« Que la fête continue » : la recette de Robert Guédiguian pour un monde meilleur
Le 5 novembre 2018, trois immeubles d'habitation se sont effondrés rue Aubagne à Marseille faisant huit morts, mais loin d'être un cas isolé, le centre-ville compte plusieurs logements dans un état déplorable et en danger permanent pour la population qui y réside.
Dans cette ville française de la Côte d'Azur des hôtels de luxe et des cafés chers cohabitent avec des maisons délabrées, beaucoup d’entre eux sont habités et une personne sur quatre vit en dessous du seuil de pauvreté. Dans ce contexte d'inégalité et avec les échos de cet événement qui marquera son sixième anniversaire cet automne, le Que la fête continuele nouveau film du Français Robert Guédiguian, qui vient de sortir en salles.
Ce titre marque le retour du cinéaste dans sa Marseille natale, où il a situé l'essentiel de sa filmographie, dans laquelle des exemples comme le récent Gloria Mundi (2019), ainsi que La maison au bord de la mer (2017) ou Les neiges du Kilimandjaro (2011). Il compte également un casting composé de visages réguliers de ses films, comme son épouse et muse Ariane Ascaride, mais aussi Jean-Pierre Darroussan, Gérard Meylin, Jacques Boudet et Robinson Stévenin.
La protagoniste est une infirmière d'une soixantaine d'années, Rosa, vétéran de la lutte politique de sa ville, mais quelque peu désenchanté avec les outils et les réalisations. Tout en avertissant ses voisins de l'échec des efforts communautaires, il reçoit de manière inattendue l'amour dans la figure d'Henri (Darroussan), libraire à la retraite et père de la petite amie de son fils, avec qui il entame une relation amoureuse qui montre une nouvelle perspective sur la vie, un tournant imprévisible au moment le moins attendu de votre existence.
Dans Que la fête continueGuédiguian évolue entre comédie romantique, drame social et activisme politique avec la fluidité qui caractérise ses histoires, combinant son propre style loin des modes et l'accent mis sur la solidarité communautaire et son germe dans les relations personnelles.

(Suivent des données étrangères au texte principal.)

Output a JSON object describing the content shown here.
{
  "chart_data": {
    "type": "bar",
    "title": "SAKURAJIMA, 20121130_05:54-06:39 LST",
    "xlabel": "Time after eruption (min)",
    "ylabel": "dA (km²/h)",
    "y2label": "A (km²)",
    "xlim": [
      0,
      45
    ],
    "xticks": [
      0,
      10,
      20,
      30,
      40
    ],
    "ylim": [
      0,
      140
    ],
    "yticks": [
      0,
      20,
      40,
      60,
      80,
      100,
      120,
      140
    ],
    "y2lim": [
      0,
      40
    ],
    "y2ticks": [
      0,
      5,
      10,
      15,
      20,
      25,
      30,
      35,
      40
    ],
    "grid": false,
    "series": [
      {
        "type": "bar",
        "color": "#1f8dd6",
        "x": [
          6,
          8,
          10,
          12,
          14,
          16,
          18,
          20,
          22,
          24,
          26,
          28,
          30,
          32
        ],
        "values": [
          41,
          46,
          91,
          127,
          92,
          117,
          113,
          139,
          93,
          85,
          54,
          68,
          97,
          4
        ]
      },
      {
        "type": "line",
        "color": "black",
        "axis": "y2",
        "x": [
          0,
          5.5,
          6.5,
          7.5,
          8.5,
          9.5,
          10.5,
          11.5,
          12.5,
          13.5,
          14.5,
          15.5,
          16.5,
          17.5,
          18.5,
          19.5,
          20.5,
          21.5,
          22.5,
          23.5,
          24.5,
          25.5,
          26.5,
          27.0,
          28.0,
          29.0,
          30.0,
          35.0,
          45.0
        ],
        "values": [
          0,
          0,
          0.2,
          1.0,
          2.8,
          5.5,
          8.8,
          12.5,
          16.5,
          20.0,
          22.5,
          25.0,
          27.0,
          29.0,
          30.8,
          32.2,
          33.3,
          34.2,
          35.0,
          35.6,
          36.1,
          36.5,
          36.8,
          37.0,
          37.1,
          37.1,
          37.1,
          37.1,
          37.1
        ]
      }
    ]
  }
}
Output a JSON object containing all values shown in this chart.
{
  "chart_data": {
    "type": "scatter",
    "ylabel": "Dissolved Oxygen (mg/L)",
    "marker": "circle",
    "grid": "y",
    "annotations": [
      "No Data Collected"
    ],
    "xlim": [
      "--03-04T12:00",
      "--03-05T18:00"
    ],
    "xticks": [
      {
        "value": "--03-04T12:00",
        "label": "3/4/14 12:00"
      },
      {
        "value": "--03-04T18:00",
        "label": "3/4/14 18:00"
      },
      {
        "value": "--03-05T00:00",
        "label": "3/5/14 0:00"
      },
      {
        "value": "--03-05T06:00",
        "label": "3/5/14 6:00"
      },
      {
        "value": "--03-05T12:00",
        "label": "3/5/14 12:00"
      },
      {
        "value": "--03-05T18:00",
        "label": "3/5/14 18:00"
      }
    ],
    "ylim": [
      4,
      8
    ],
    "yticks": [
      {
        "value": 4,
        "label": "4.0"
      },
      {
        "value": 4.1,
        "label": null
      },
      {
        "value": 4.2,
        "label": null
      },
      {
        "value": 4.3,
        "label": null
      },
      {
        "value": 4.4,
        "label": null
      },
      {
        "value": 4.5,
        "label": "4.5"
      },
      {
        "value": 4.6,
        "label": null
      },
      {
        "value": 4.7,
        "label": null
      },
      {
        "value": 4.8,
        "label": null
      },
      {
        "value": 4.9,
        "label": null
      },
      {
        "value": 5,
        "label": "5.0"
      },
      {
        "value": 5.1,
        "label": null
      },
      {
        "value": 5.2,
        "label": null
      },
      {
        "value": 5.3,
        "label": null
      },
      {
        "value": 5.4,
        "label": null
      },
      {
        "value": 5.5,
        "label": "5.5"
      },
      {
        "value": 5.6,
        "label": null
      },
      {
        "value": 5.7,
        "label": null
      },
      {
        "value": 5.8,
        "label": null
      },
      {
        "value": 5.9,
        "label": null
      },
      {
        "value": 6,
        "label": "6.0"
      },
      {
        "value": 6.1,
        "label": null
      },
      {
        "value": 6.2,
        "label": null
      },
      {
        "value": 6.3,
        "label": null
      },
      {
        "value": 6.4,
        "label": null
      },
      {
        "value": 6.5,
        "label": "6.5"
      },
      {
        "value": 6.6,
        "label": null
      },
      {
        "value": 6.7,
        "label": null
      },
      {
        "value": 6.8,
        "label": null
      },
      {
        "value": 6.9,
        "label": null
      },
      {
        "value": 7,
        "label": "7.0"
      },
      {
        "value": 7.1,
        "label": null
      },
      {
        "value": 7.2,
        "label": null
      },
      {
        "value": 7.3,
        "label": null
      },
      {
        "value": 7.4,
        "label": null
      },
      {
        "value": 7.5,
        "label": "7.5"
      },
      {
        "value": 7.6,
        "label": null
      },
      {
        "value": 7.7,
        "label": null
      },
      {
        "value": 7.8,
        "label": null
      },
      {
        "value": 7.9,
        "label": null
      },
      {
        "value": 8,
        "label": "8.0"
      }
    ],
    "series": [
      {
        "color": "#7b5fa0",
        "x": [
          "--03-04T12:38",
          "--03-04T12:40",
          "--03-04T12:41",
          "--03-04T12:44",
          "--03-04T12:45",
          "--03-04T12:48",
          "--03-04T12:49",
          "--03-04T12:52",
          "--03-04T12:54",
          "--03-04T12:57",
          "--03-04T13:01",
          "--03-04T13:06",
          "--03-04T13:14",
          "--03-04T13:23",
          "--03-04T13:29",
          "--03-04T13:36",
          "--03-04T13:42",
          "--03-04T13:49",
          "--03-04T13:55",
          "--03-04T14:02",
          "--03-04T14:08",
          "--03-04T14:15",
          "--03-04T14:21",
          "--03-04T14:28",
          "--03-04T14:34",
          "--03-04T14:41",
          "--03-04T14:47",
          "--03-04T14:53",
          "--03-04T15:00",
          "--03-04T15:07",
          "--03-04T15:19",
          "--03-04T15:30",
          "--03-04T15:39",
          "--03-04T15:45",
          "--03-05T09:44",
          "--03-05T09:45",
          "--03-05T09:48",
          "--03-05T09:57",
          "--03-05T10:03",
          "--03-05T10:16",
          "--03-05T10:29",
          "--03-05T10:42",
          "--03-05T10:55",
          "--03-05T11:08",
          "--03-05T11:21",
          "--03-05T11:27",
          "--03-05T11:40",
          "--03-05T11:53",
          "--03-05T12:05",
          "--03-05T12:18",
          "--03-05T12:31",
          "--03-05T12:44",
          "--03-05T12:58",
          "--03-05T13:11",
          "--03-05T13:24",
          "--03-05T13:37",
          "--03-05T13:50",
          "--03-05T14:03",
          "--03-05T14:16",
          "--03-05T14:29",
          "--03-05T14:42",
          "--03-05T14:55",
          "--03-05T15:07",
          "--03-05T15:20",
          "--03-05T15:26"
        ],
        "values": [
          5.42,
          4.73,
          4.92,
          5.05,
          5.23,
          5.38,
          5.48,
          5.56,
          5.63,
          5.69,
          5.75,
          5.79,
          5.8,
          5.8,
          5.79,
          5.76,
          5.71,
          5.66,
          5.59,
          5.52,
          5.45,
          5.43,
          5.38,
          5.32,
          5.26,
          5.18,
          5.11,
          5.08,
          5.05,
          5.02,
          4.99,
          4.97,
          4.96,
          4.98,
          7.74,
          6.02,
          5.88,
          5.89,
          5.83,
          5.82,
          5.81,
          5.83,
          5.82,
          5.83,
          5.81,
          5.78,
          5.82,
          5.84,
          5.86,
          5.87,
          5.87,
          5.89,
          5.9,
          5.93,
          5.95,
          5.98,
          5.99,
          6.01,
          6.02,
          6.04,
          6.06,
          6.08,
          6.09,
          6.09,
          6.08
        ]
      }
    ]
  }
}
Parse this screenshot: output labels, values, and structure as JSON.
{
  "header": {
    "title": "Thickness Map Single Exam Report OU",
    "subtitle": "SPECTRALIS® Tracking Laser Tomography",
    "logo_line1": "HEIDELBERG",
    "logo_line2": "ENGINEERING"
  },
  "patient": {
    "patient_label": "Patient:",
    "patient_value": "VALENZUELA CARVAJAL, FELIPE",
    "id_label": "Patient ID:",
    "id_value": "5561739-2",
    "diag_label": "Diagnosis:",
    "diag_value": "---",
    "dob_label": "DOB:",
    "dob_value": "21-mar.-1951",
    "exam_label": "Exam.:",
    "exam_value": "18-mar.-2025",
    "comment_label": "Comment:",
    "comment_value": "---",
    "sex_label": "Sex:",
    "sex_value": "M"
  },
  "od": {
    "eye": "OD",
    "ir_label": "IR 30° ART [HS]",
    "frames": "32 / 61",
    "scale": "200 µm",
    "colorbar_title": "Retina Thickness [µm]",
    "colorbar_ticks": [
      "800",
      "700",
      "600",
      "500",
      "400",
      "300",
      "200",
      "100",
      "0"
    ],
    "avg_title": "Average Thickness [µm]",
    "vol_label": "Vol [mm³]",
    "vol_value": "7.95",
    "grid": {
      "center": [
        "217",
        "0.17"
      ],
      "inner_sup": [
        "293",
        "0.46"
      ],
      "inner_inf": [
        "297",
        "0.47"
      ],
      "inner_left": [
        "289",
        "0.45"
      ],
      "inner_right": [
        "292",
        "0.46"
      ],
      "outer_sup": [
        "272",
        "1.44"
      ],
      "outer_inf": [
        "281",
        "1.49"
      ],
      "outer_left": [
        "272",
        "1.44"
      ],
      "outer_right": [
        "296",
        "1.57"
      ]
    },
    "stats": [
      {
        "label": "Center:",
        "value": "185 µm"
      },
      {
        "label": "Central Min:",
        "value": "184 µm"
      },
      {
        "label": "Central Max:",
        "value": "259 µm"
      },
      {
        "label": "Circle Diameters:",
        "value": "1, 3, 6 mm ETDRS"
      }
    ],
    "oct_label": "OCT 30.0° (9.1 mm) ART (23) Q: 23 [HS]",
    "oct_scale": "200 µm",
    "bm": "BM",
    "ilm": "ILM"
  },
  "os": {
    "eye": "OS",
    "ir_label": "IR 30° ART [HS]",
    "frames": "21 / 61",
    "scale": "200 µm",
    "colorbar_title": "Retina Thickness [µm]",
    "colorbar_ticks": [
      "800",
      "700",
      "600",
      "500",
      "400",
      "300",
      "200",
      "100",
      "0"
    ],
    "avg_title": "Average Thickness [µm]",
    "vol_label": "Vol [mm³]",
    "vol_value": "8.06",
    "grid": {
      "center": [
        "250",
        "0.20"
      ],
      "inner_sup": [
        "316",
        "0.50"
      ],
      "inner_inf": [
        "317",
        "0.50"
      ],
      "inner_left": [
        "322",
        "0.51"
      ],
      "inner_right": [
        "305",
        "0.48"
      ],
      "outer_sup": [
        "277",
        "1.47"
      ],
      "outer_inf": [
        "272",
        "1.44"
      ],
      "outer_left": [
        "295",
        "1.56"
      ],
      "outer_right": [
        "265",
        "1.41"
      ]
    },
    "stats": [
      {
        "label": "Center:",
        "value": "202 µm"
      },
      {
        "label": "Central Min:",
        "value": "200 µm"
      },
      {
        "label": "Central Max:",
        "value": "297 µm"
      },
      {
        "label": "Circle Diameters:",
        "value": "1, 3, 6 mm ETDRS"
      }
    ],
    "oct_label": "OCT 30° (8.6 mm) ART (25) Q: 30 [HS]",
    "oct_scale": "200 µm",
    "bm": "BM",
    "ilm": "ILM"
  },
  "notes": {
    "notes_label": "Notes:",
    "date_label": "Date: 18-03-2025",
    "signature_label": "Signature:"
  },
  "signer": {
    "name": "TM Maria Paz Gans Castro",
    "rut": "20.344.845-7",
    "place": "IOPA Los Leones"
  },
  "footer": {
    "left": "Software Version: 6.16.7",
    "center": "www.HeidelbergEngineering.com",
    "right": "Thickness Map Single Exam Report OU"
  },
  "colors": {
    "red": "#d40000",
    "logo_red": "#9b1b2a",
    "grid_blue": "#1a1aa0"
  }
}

Son engagement se tourne vers l'amourle seul endroit où, comme le reflètent ces personnages, vous pouvez commencer à changer le monde.
Sous prétexte d'une histoire d'amour au Moyen Âge comme axe du film, Guédiguian tisse un récit choral qui aborde certaines des questions qui nous préoccupent le plus aujourd'hui, comme précarité de l'emploi, contrastes sociaux, immigrationle problème du logement mais aussi le manque d'unité et le désenchantement de la gauche, incarnés dans la protagoniste elle-même.
Guédiguian et la direction de l'Europe
Le nouveau film de Guédiguian devient ainsi un rare spectacle sur les affiches estivales, qui cohabite avec les films de super-héros, les comédies familiales et les films d'animation, pour revendiquer son cinéma lumineux et plein d'espoir qui évoque l'essence de la direction de l'Europe et la seule voie vers la justice sociale.
Cependant, tout n’est pas élogieux pour ce film. Dans son intrigue parfois confuse qui pointe vers des directions multiples et des conflits sans destination claire, Guédiguian pèche aussi, pour cet éditeur de Vozpopulide certaine tendance didactique dans sa façon d'aborder les questions politiques, une emphase qui met en péril l'effet naturel et ce qu'il raconte, si actuel, si évident et si logique qu'il n'a pas besoin de béquilles.
Malgré tout, dans ce jeu d'équilibre du pour et du contre, la merveilleuse équipe formée par ce réalisateur et Ascaride surmonte toute adversité. De plus, l'absence de moralisme donne la parole au regard du spectateur, qui aura sous les yeux le contraste universel entre la beauté de cette ville portuaire et l'augmentation des déséquilibres sociauxun microcosme dans lequel toute société peut se regarder.